Несколько раз в течение жутких часов работы Тэппину пришлось выслушивать подобные приглашения. Надсмотрщик Кранч, переживая радость повышения, в тот день был весьма снисходителен к своим подопечным; на каждой остановке он разрешал своему скоту передохнуть на несколько секунд больше обычного, поэтому головорезы и могли перекинуться словечком друг с другом и с Тэппином.

Особенно Кранч был добр с Тэппином и Гучом (который уже получил свои «двадцать пять» и теперь работал, несмотря на исполосованную и посоленную спину). Они были первыми в упряжке из двадцати пар, и если бы не Кранч, немало ударов громадной плети погонщика пришлось бы на их долю.

— Эй, погонщик, — сочувственно сказал Кранч, — смотри, не очень-то налегай на Гуча. Он еще не оправился. А его милость — новичок, к кнуту его надо приучать постепенно.

Возможно, Тэппину удалось пережить этот день только благодаря «человеколюбию» Кранча. Испытай он повседневную жизнь этой партии во всей ее полноте, он бросился бы под тяжелую вагонетку, и колеса растерзали бы его в клочья. И он не был бы первым, для кого вагонетка, изобретенная Системой, оказалась бы истинной колесницей Джагернаута.
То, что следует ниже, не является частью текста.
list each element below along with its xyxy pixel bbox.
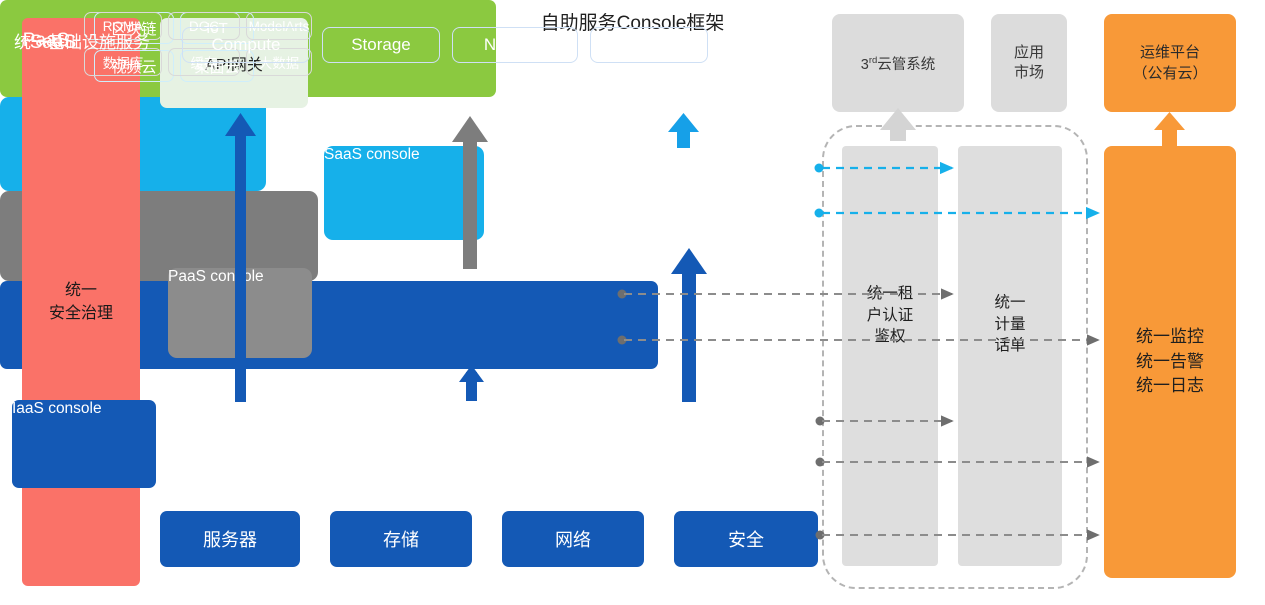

Обычные для невольников истязания были в тот день облегчены, и все-таки Тэппин, который на заре, когда его впрягали в вагонетку, был еще человеком, на закате едва дополз до двора барака, превратившись в животное, обезумевшее до отчаянья.

Он жадно лакал мутноватую воду, которую в этом заведении называли пайковым супом, когда тюремщик объявил, что его желает видеть священник Тэйлор.
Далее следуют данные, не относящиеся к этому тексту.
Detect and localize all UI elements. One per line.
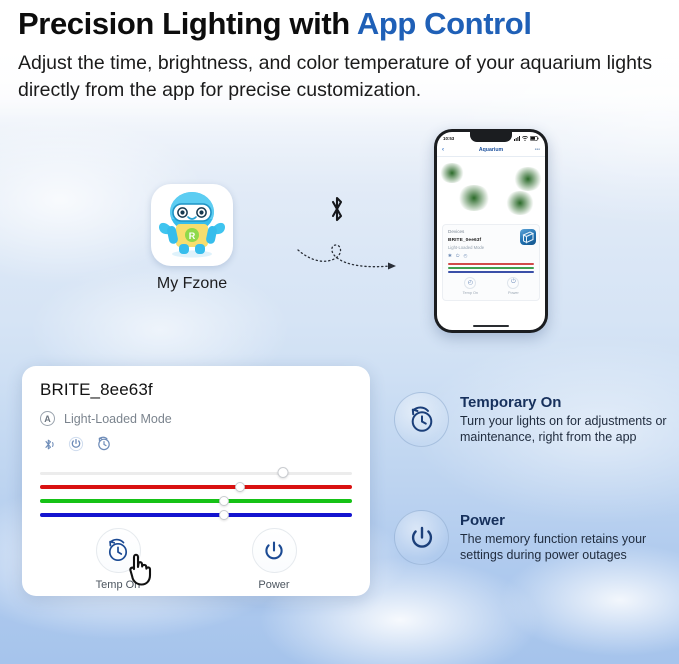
page-subtitle-line1: Adjust the time, brightness, and color t… [18,52,601,74]
slider-group [40,466,352,522]
slider-knob-red[interactable] [235,482,245,492]
plant-frond [439,163,465,183]
phone-slider-green[interactable] [448,267,534,269]
power-label: Power [224,579,324,591]
phone-slider-blue[interactable] [448,271,534,273]
svg-text:R: R [189,231,196,241]
device-control-card: BRITE_8ee63f A Light-Loaded Mode [22,366,370,596]
phone-devices-title: Devices [448,229,464,234]
slider-track-brightness [40,472,352,475]
power-icon [252,528,297,573]
status-indicators [514,136,539,141]
slider-track-blue [40,513,352,517]
phone-screen: 10:53 ‹ Aquarium ••• [437,132,545,330]
phone-slider-red[interactable] [448,263,534,265]
device-mode-label: Light-Loaded Mode [64,412,172,426]
phone-device-mode-label: Light-Loaded Mode [448,245,484,250]
phone-temp-on-label: Temp On [463,291,478,295]
timer-icon[interactable]: ◴ [464,253,468,259]
feature-power: Power The memory function retains your s… [394,510,679,565]
timer-icon[interactable] [96,436,112,452]
device-name: BRITE_8ee63f [40,380,352,400]
slider-track-red [40,485,352,489]
feature-text: Power The memory function retains your s… [460,510,679,563]
status-time: 10:53 [443,136,454,141]
promo-page: Precision Lighting with App Control Adju… [0,0,679,664]
power-button[interactable]: Power [224,528,324,591]
slider-knob-green[interactable] [219,496,229,506]
timer-icon [394,392,449,447]
power-icon[interactable]: ⏻ [456,253,460,259]
feature-description: The memory function retains your setting… [460,531,679,563]
planted-aquarium-photo [437,157,545,220]
phone-action-buttons: ◴ Temp On ⏻ Power [448,277,534,295]
more-options-icon[interactable]: ••• [535,147,540,153]
page-title: Precision Lighting with App Control [18,6,671,42]
hand-pointer-cursor [122,543,168,594]
slider-track-green [40,499,352,503]
slider-red[interactable] [40,480,352,494]
phone-nav-bar: ‹ Aquarium ••• [437,144,545,157]
feature-description: Turn your lights on for adjustments or m… [460,413,679,445]
slider-blue[interactable] [40,508,352,522]
mode-badge-icon: A [40,411,55,426]
device-action-buttons: Temp On Power [40,528,352,591]
light-bar-cube-icon [520,229,536,245]
feature-temporary-on: Temporary On Turn your lights on for adj… [394,392,679,447]
phone-power-label: Power [507,291,519,295]
my-fzone-mascot-icon[interactable]: R [151,184,233,266]
slider-green[interactable] [40,494,352,508]
phone-nav-title: Aquarium [479,147,503,153]
power-icon[interactable] [68,436,84,452]
phone-mockup: 10:53 ‹ Aquarium ••• [434,129,548,333]
bluetooth-icon[interactable] [40,436,56,452]
app-block[interactable]: R My Fzone [146,184,238,293]
battery-icon [530,136,539,141]
dotted-curved-arrow-icon [296,232,400,279]
slider-brightness[interactable] [40,466,352,480]
page-title-plain: Precision Lighting with [18,6,357,41]
plant-frond [513,167,543,191]
feature-desc-line1: The memory function retains your [460,532,646,546]
page-title-accent: App Control [357,6,532,41]
phone-notch [470,132,512,142]
bluetooth-icon [326,194,348,229]
bluetooth-icon[interactable]: ✱ [448,253,452,259]
feature-desc-line2: settings during power outages [460,548,627,562]
phone-temp-on-button[interactable]: ◴ Temp On [463,277,478,295]
signal-icon [514,136,520,141]
back-chevron-icon[interactable]: ‹ [442,147,444,153]
slider-knob-blue[interactable] [219,510,229,520]
phone-home-indicator [473,325,509,327]
timer-icon: ◴ [464,277,476,289]
phone-device-mode: Light-Loaded Mode [448,245,534,250]
light-glow [487,180,500,202]
feature-title: Temporary On [460,394,679,412]
app-label: My Fzone [124,275,260,293]
slider-knob-brightness[interactable] [278,467,289,478]
page-subtitle: Adjust the time, brightness, and color t… [18,50,669,104]
mascot-svg: R [151,184,233,266]
wifi-icon [522,136,528,141]
feature-desc-line1: Turn your lights on for adjustments [460,414,652,428]
phone-device-status-icons: ✱ ⏻ ◴ [448,253,534,259]
power-icon: ⏻ [507,277,519,289]
phone-power-button[interactable]: ⏻ Power [507,277,519,295]
phone-slider-group [448,263,534,273]
device-status-icons [40,436,352,452]
plant-frond [505,191,535,215]
feature-title: Power [460,512,679,530]
feature-text: Temporary On Turn your lights on for adj… [460,392,679,445]
power-icon [394,510,449,565]
device-mode-row: A Light-Loaded Mode [40,411,352,426]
— Вот черт, — заорал Гуч, — представьте, «кругач» — пасторский любимчик!

Тонкий юмор этого замечания развеселил всех присутствующих. Тюремщики, подавальщики, каторжники — все взревели от смеха.

— Я вам покажу, какой я любимчик! — крикнул Тэппин, поднимаясь, и, бряцая цепями, побрел к воротам, где рядом с начальником тюрьмы стоял священник Тэйлор.

Тэппин поднял руку, чтобы приветствовать начальника? Нет! Чтобы ударить по лицу священника Тэйлора.

Вот до чего довела англичанина, бывшего мэра, плеть Исправительной Системы ее величества!

— Я очень сожалею о вашем поступке, Тэппин, — кротко произнес священник Тэйлор несколько минут спустя, когда в комнату, куда он удалился, чтобы вымыть лицо, ввели потерявшего рассудок беднягу, на которого уже успели надеть наручники. — Очень жаль.

— Будь проклята ваша жалость! — завопил Тэппин. — Будь проклято ваше сочувствие! Будьте вы прокляты! Будь проклят… — вдруг тон его изменился. — Нет, — сказал он, — я подожду проклинать бога — пока. Если вы, мистер Тэйлор, заберете меня из барака Д до отбоя, я извинюсь, сэр, извинюсь перед вами и не прокляну создателя, сэр. О, пожалуйста, мистер Тэйлор, умоляю вас, сэр!

— Я пришел к вам, Тэппин, чтобы сказать: не теряйте мужества, по крайней мере до завтра. Я уже был у коменданта, он не хочет вмешиваться в распоряжения главного надзирателя; но завтра Лонгридж посетят жены офицеров, одна из них совсем недавно приехала из Англии. Я буду просить ее повлиять на коменданта и главного надзирателя, чтобы вас перевели из партии Д. Английская леди никогда не допустит, чтобы в ее коляску впрягли такого человека, как вы; и я не сомневаюсь, что мистер Скрэг удовлетворит ее просьбу.

Преподобный мистер Тэйлор очень мало знал даму, о которой упомянул, некую миссис Броунинг. Будь он с ней знаком покороче, он бы не отважился предсказывать, как она отнесется к предложению прокатиться в экипаже, запряженном людьми. По правде говоря, эта дама уже однажды пользовалась такой запряжкой и теперь с особым удовольствием думала о предстоящей назавтра поездке.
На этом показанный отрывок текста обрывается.